Here's a case in point. My wife and I both work from home and are copartners in a little joint hobby we call “not letting the house become an apocalyptic hellscape.” Succeeding in this endeavor requires a certain amount of vacuuming, laundry folding, moving of trash and recycle bins to the curb, returning them to the side of the house, and dishwashing. It demands effort, management, and communication. In fact, it's very much like a regular job, and each of us has one (or more) of those as well.
More important, neither of us can agree on the definition of “hellscape.” I fall more on the literal side. In fact, if I'm deep in a project, I may not notice that an interdimensional portal has opened over the cat-litter box until Yog-Sothoth the Outer God wraps his cold tentacle around my neck. My wife, meanwhile, knows by sight how many days it's been since someone ran the vacuum.

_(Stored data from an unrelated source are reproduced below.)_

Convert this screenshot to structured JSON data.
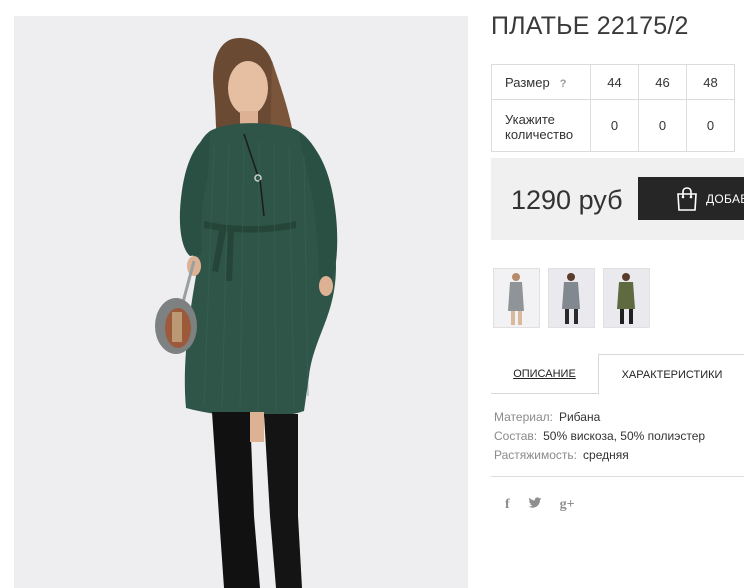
{
  "product": {
    "title": "ПЛАТЬЕ 22175/2"
  },
  "size_table": {
    "size_label": "Размер",
    "help_icon": "?",
    "sizes": [
      "44",
      "46",
      "48"
    ],
    "qty_label": "Укажите количество",
    "quantities": [
      "0",
      "0",
      "0"
    ]
  },
  "purchase": {
    "price": "1290 руб",
    "cart_label": "ДОБАВИТЬ",
    "cart_icon": "shopping-bag-icon"
  },
  "tabs": {
    "description": "ОПИСАНИЕ",
    "characteristics": "ХАРАКТЕРИСТИКИ",
    "active": "characteristics"
  },
  "specs": [
    {
      "key": "Материал:",
      "value": "Рибана"
    },
    {
      "key": "Состав:",
      "value": "50% вискоза, 50% полиэстер"
    },
    {
      "key": "Растяжимость:",
      "value": "средняя"
    }
  ],
  "social": {
    "facebook": "f",
    "twitter": "🐦",
    "googleplus": "g+"
  },
  "colors": {
    "dress_main": "#2e5548",
    "dress_gray": "#8e9497",
    "dress_olive": "#5f6a40",
    "dark_button": "#262626",
    "price_bg": "#f0f0f0"
  }
}
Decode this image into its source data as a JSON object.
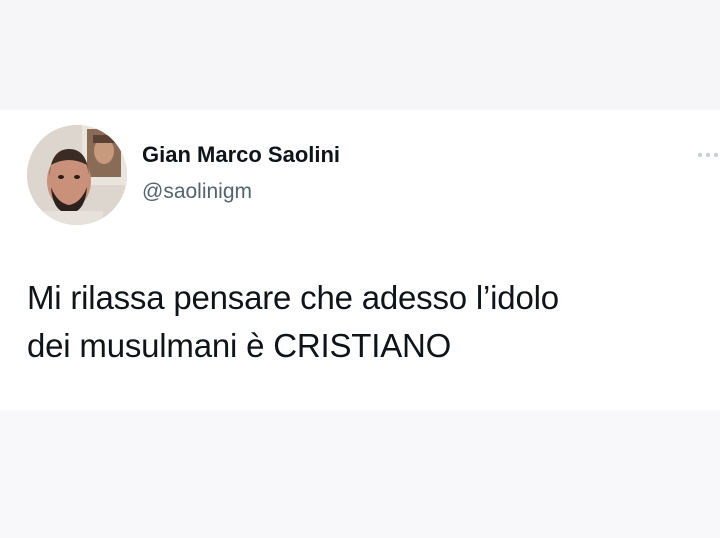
{
  "tweet": {
    "author": {
      "display_name": "Gian Marco Saolini",
      "handle": "@saolinigm",
      "avatar_icon": "profile-photo"
    },
    "text_lines": [
      "Mi rilassa pensare che adesso l’idolo",
      "dei musulmani è CRISTIANO"
    ],
    "more_icon": "more-options-icon"
  },
  "colors": {
    "background": "#f6f6f8",
    "card": "#ffffff",
    "name_text": "#0f1419",
    "handle_text": "#536471"
  }
}
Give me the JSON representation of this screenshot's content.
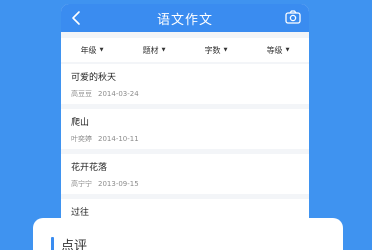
{
  "header": {
    "title": "语文作文",
    "back_icon": "chevron-left-icon",
    "camera_icon": "camera-icon"
  },
  "filters": [
    {
      "label": "年级"
    },
    {
      "label": "题材"
    },
    {
      "label": "字数"
    },
    {
      "label": "等级"
    }
  ],
  "essays": [
    {
      "title": "可爱的秋天",
      "author": "高豆豆",
      "date": "2014-03-24"
    },
    {
      "title": "爬山",
      "author": "叶奕婷",
      "date": "2014-10-11"
    },
    {
      "title": "花开花落",
      "author": "高宁宁",
      "date": "2013-09-15"
    },
    {
      "title": "过往",
      "author": "",
      "date": ""
    }
  ],
  "review_sheet": {
    "title": "点评"
  },
  "colors": {
    "background": "#3f93f0",
    "accent": "#3a8cf0",
    "card": "#ffffff",
    "muted_text": "#8c8c8c"
  }
}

In our interactions, we'll fall into the role types outlined by Pentland's research. “Do you think we should run the vacuum?” she will ask, taking the explorer role, which my wife uses to talk to me about vacations to faraway places, contemporary issues, and our mutual acquaintances. I do not want to explore the issue of running the vacuum. I will respond that I am too busy and prattle off all the items on my to-do list I feel are more relevant. In doing so, I will speak calmly and evenly, taking the leadership position. My to-do list is something I can speak on with authority. I will win this exchange, but in doing so, I will lose. My wife will run the vacuum but not feel good about it. She has her own to-do list that is as long as mine, but she can make time to play “not letting the house become an apocalyptic hellscape” twice as hard. I detect her feelings and reflect them, rationalizing my own feelings of resentment.

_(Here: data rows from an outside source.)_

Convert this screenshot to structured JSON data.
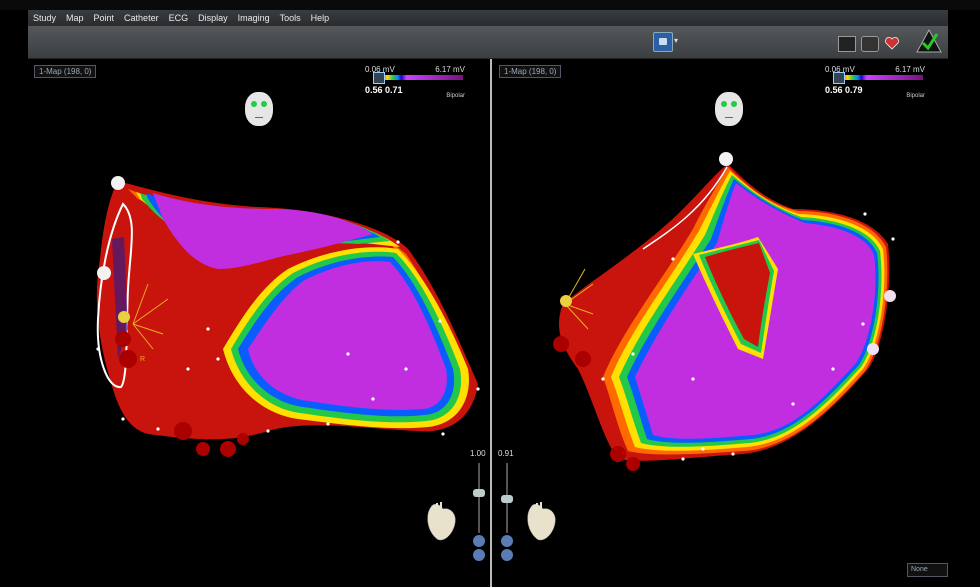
{
  "menu": [
    "Study",
    "Map",
    "Point",
    "Catheter",
    "ECG",
    "Display",
    "Imaging",
    "Tools",
    "Help"
  ],
  "left": {
    "map_select": "1-Map (198, 0)",
    "scale": {
      "low": "0.06 mV",
      "high": "6.17 mV",
      "values": "0.56 0.71",
      "mode": "Bipolar"
    },
    "slider_value": "1.00"
  },
  "right": {
    "map_select": "1-Map (198, 0)",
    "scale": {
      "low": "0.06 mV",
      "high": "6.17 mV",
      "values": "0.56 0.79",
      "mode": "Bipolar"
    },
    "slider_value": "0.91"
  },
  "none_select": "None",
  "colors": {
    "scar": "#c8140c",
    "border_orange": "#ff6a00",
    "border_yellow": "#ffe000",
    "border_green": "#22c84a",
    "border_blue": "#0a5cff",
    "deep_blue": "#2412c8",
    "healthy": "#c12ee0"
  }
}
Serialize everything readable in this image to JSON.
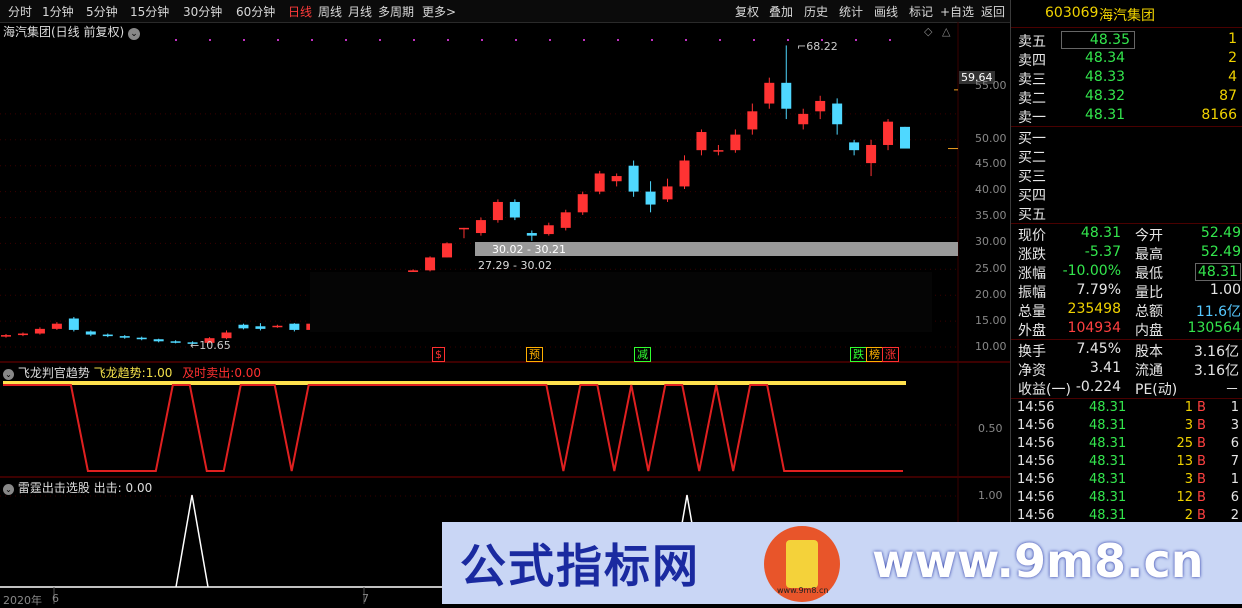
{
  "toolbar": {
    "left": [
      "分时",
      "1分钟",
      "5分钟",
      "15分钟",
      "30分钟",
      "60分钟",
      "日线",
      "周线",
      "月线",
      "多周期",
      "更多"
    ],
    "more_arrow": ">",
    "right": [
      "复权",
      "叠加",
      "历史",
      "统计",
      "画线",
      "标记",
      "+自选",
      "返回"
    ]
  },
  "main_pane": {
    "title": "海汽集团(日线 前复权)",
    "title_icon": "⌄",
    "high_label": "68.22",
    "low_label": "10.65",
    "price_tag": "59.64",
    "range_high": "30.02 - 30.21",
    "range_low": "27.29 - 30.02",
    "y_axis": [
      "55.00",
      "50.00",
      "45.00",
      "40.00",
      "35.00",
      "30.00",
      "25.00",
      "20.00",
      "15.00",
      "10.00"
    ],
    "signals": [
      {
        "text": "$",
        "color": "#ff3030"
      },
      {
        "text": "预",
        "color": "#ffb000"
      },
      {
        "text": "减",
        "color": "#30ff30"
      },
      {
        "text": "跌",
        "color": "#30ff30"
      },
      {
        "text": "榜",
        "color": "#ffb000"
      },
      {
        "text": "涨",
        "color": "#ff3030"
      }
    ],
    "candles": [
      {
        "o": 12.0,
        "c": 12.3,
        "h": 12.5,
        "l": 11.8
      },
      {
        "o": 12.3,
        "c": 12.6,
        "h": 12.8,
        "l": 12.1
      },
      {
        "o": 12.6,
        "c": 13.5,
        "h": 13.8,
        "l": 12.4
      },
      {
        "o": 13.5,
        "c": 14.5,
        "h": 14.8,
        "l": 13.3
      },
      {
        "o": 15.5,
        "c": 13.3,
        "h": 15.8,
        "l": 13.0
      },
      {
        "o": 13.0,
        "c": 12.4,
        "h": 13.2,
        "l": 12.1
      },
      {
        "o": 12.4,
        "c": 12.1,
        "h": 12.6,
        "l": 11.9
      },
      {
        "o": 12.1,
        "c": 11.8,
        "h": 12.3,
        "l": 11.6
      },
      {
        "o": 11.8,
        "c": 11.5,
        "h": 12.0,
        "l": 11.3
      },
      {
        "o": 11.5,
        "c": 11.1,
        "h": 11.6,
        "l": 10.9
      },
      {
        "o": 11.1,
        "c": 10.9,
        "h": 11.3,
        "l": 10.7
      },
      {
        "o": 10.9,
        "c": 10.8,
        "h": 11.1,
        "l": 10.65
      },
      {
        "o": 10.8,
        "c": 11.7,
        "h": 11.9,
        "l": 10.7
      },
      {
        "o": 11.7,
        "c": 12.8,
        "h": 13.2,
        "l": 11.5
      },
      {
        "o": 14.3,
        "c": 13.6,
        "h": 14.5,
        "l": 13.4
      },
      {
        "o": 14.0,
        "c": 13.5,
        "h": 14.6,
        "l": 13.2
      },
      {
        "o": 13.9,
        "c": 14.1,
        "h": 14.3,
        "l": 13.7
      },
      {
        "o": 14.5,
        "c": 13.3,
        "h": 14.6,
        "l": 13.0
      },
      {
        "o": 13.3,
        "c": 14.5,
        "h": 14.7,
        "l": 13.1
      },
      {
        "o": 14.5,
        "c": 15.5,
        "h": 15.8,
        "l": 14.3
      },
      {
        "o": 15.5,
        "c": 17.0,
        "h": 17.2,
        "l": 15.3
      },
      {
        "o": 17.0,
        "c": 18.6,
        "h": 18.8,
        "l": 16.8
      },
      {
        "o": 18.6,
        "c": 20.4,
        "h": 20.6,
        "l": 18.4
      },
      {
        "o": 20.4,
        "c": 22.5,
        "h": 22.7,
        "l": 20.2
      },
      {
        "o": 22.5,
        "c": 24.8,
        "h": 25.0,
        "l": 22.3
      },
      {
        "o": 24.8,
        "c": 27.29,
        "h": 27.5,
        "l": 24.6
      },
      {
        "o": 27.29,
        "c": 30.02,
        "h": 30.21,
        "l": 27.29
      },
      {
        "o": 33.0,
        "c": 33.0,
        "h": 33.0,
        "l": 31.0
      },
      {
        "o": 32.0,
        "c": 34.5,
        "h": 35.0,
        "l": 31.5
      },
      {
        "o": 34.5,
        "c": 38.0,
        "h": 38.5,
        "l": 34.0
      },
      {
        "o": 38.0,
        "c": 35.0,
        "h": 38.5,
        "l": 34.5
      },
      {
        "o": 32.0,
        "c": 31.5,
        "h": 32.5,
        "l": 30.5
      },
      {
        "o": 31.8,
        "c": 33.5,
        "h": 34.0,
        "l": 31.5
      },
      {
        "o": 33.0,
        "c": 36.0,
        "h": 36.5,
        "l": 32.5
      },
      {
        "o": 36.0,
        "c": 39.5,
        "h": 40.0,
        "l": 35.5
      },
      {
        "o": 40.0,
        "c": 43.5,
        "h": 44.0,
        "l": 39.5
      },
      {
        "o": 42.0,
        "c": 43.0,
        "h": 43.5,
        "l": 41.0
      },
      {
        "o": 45.0,
        "c": 40.0,
        "h": 46.0,
        "l": 39.0
      },
      {
        "o": 40.0,
        "c": 37.5,
        "h": 42.0,
        "l": 36.0
      },
      {
        "o": 38.5,
        "c": 41.0,
        "h": 42.5,
        "l": 38.0
      },
      {
        "o": 41.0,
        "c": 46.0,
        "h": 47.0,
        "l": 40.5
      },
      {
        "o": 48.0,
        "c": 51.5,
        "h": 52.0,
        "l": 47.0
      },
      {
        "o": 48.0,
        "c": 48.0,
        "h": 49.0,
        "l": 47.0
      },
      {
        "o": 48.0,
        "c": 51.0,
        "h": 52.0,
        "l": 47.5
      },
      {
        "o": 52.0,
        "c": 55.5,
        "h": 57.0,
        "l": 51.0
      },
      {
        "o": 57.0,
        "c": 61.0,
        "h": 62.0,
        "l": 56.0
      },
      {
        "o": 61.0,
        "c": 56.0,
        "h": 68.22,
        "l": 54.0
      },
      {
        "o": 53.0,
        "c": 55.0,
        "h": 56.0,
        "l": 52.0
      },
      {
        "o": 55.5,
        "c": 57.5,
        "h": 58.5,
        "l": 54.0
      },
      {
        "o": 57.0,
        "c": 53.0,
        "h": 58.0,
        "l": 51.0
      },
      {
        "o": 49.5,
        "c": 48.0,
        "h": 50.0,
        "l": 47.0
      },
      {
        "o": 45.5,
        "c": 49.0,
        "h": 50.0,
        "l": 43.0
      },
      {
        "o": 49.0,
        "c": 53.5,
        "h": 54.0,
        "l": 48.0
      },
      {
        "o": 52.5,
        "c": 48.31,
        "h": 52.5,
        "l": 48.31
      }
    ]
  },
  "feilong_pane": {
    "name": "飞龙判官趋势",
    "label1": "飞龙趋势:",
    "value1": "1.00",
    "label2": "及时卖出:",
    "value2": "0.00",
    "y_axis": [
      "0.50"
    ],
    "series": [
      1,
      1,
      1,
      1,
      1,
      0,
      0,
      0,
      0,
      0,
      1,
      1,
      0,
      0,
      1,
      1,
      1,
      0,
      1,
      1,
      1,
      1,
      1,
      1,
      1,
      1,
      1,
      1,
      1,
      1,
      1,
      1,
      1,
      0,
      1,
      1,
      0,
      1,
      0,
      1,
      1,
      0,
      1,
      0,
      1,
      1,
      0,
      0,
      0,
      0,
      0,
      0,
      0,
      0
    ]
  },
  "leiting_pane": {
    "name": "雷霆出击选股",
    "label": "出击:",
    "value": "0.00",
    "y_axis": [
      "1.00"
    ],
    "spikes": [
      12,
      44
    ],
    "date_year": "2020年",
    "date_marks": [
      "6",
      "7"
    ]
  },
  "quote_panel": {
    "code": "603069",
    "name": "海汽集团",
    "asks": [
      {
        "label": "卖五",
        "price": "48.35",
        "vol": "1"
      },
      {
        "label": "卖四",
        "price": "48.34",
        "vol": "2"
      },
      {
        "label": "卖三",
        "price": "48.33",
        "vol": "4"
      },
      {
        "label": "卖二",
        "price": "48.32",
        "vol": "87"
      },
      {
        "label": "卖一",
        "price": "48.31",
        "vol": "8166"
      }
    ],
    "bids": [
      "买一",
      "买二",
      "买三",
      "买四",
      "买五"
    ],
    "stats": [
      {
        "l1": "现价",
        "v1": "48.31",
        "c1": "green",
        "l2": "今开",
        "v2": "52.49",
        "c2": "green"
      },
      {
        "l1": "涨跌",
        "v1": "-5.37",
        "c1": "green",
        "l2": "最高",
        "v2": "52.49",
        "c2": "green"
      },
      {
        "l1": "涨幅",
        "v1": "-10.00%",
        "c1": "green",
        "l2": "最低",
        "v2": "48.31",
        "c2": "green"
      },
      {
        "l1": "振幅",
        "v1": "7.79%",
        "c1": "white",
        "l2": "量比",
        "v2": "1.00",
        "c2": "white"
      },
      {
        "l1": "总量",
        "v1": "235498",
        "c1": "yel",
        "l2": "总额",
        "v2": "11.6亿",
        "c2": "cyan"
      },
      {
        "l1": "外盘",
        "v1": "104934",
        "c1": "red",
        "l2": "内盘",
        "v2": "130564",
        "c2": "green"
      }
    ],
    "stats2": [
      {
        "l1": "换手",
        "v1": "7.45%",
        "l2": "股本",
        "v2": "3.16亿"
      },
      {
        "l1": "净资",
        "v1": "3.41",
        "l2": "流通",
        "v2": "3.16亿"
      },
      {
        "l1": "收益(一)",
        "v1": "-0.224",
        "l2": "PE(动)",
        "v2": "－"
      }
    ],
    "ticks": [
      {
        "time": "14:56",
        "price": "48.31",
        "vol": "1",
        "side": "B",
        "n": "1"
      },
      {
        "time": "14:56",
        "price": "48.31",
        "vol": "3",
        "side": "B",
        "n": "3"
      },
      {
        "time": "14:56",
        "price": "48.31",
        "vol": "25",
        "side": "B",
        "n": "6"
      },
      {
        "time": "14:56",
        "price": "48.31",
        "vol": "13",
        "side": "B",
        "n": "7"
      },
      {
        "time": "14:56",
        "price": "48.31",
        "vol": "3",
        "side": "B",
        "n": "1"
      },
      {
        "time": "14:56",
        "price": "48.31",
        "vol": "12",
        "side": "B",
        "n": "6"
      },
      {
        "time": "14:56",
        "price": "48.31",
        "vol": "2",
        "side": "B",
        "n": "2"
      }
    ]
  },
  "watermark": {
    "cn_text": "公式指标网",
    "url_text": "www.9m8.cn",
    "logo_text": "www.9m8.cn"
  },
  "colors": {
    "up": "#ff3333",
    "down": "#4fd8ff",
    "trend_line": "#ffe14d",
    "sell_line": "#e02020"
  }
}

People in long-term relationships approach exchanges with residual notions and emotions from the last exchange. Over time this can erode a person's ability to objectively perceive what's fair or logical in terms of the division of household labor, expenses, goals, and so
on. Communication telemetry could fix this problem. Now imagine the workforce telemetry solution described above in place at home.
If I'm deeply involved in a project, running up on a deadline, then my communication patterns, my Internet usage, my verbal exchanges with my wife will indicate this just as it does when a workplace manager is floundering on a project. In those instances where I truly am too busy, I won't have to tell my wife I don't see the need to vacuum; she will actually be able to verify it herself. I, likewise, could use data from her communication patterns to reach a better understanding of her current stress level, which would speak to engagement with the house.
I don't ever have to see the house in the same way that she does to remember to run the vacuum.
All I have to see is her current stress level and then, without questioning, bring out the Dyson.
This isn't a perfect solution to the problems that arise in long-term cohabitation, but it does strike at one of the biggest unspoken problems in modern marriage. After a certain period, we expect the person we are with to be able to anticipate our moods. This expectation is not born of any rational or objective understanding of the way we communicate but of simple exhaustion. We become tired of explaining ourselves. The only solution is to develop the capacity to say more without exerting more effort, and telemetry can help with that.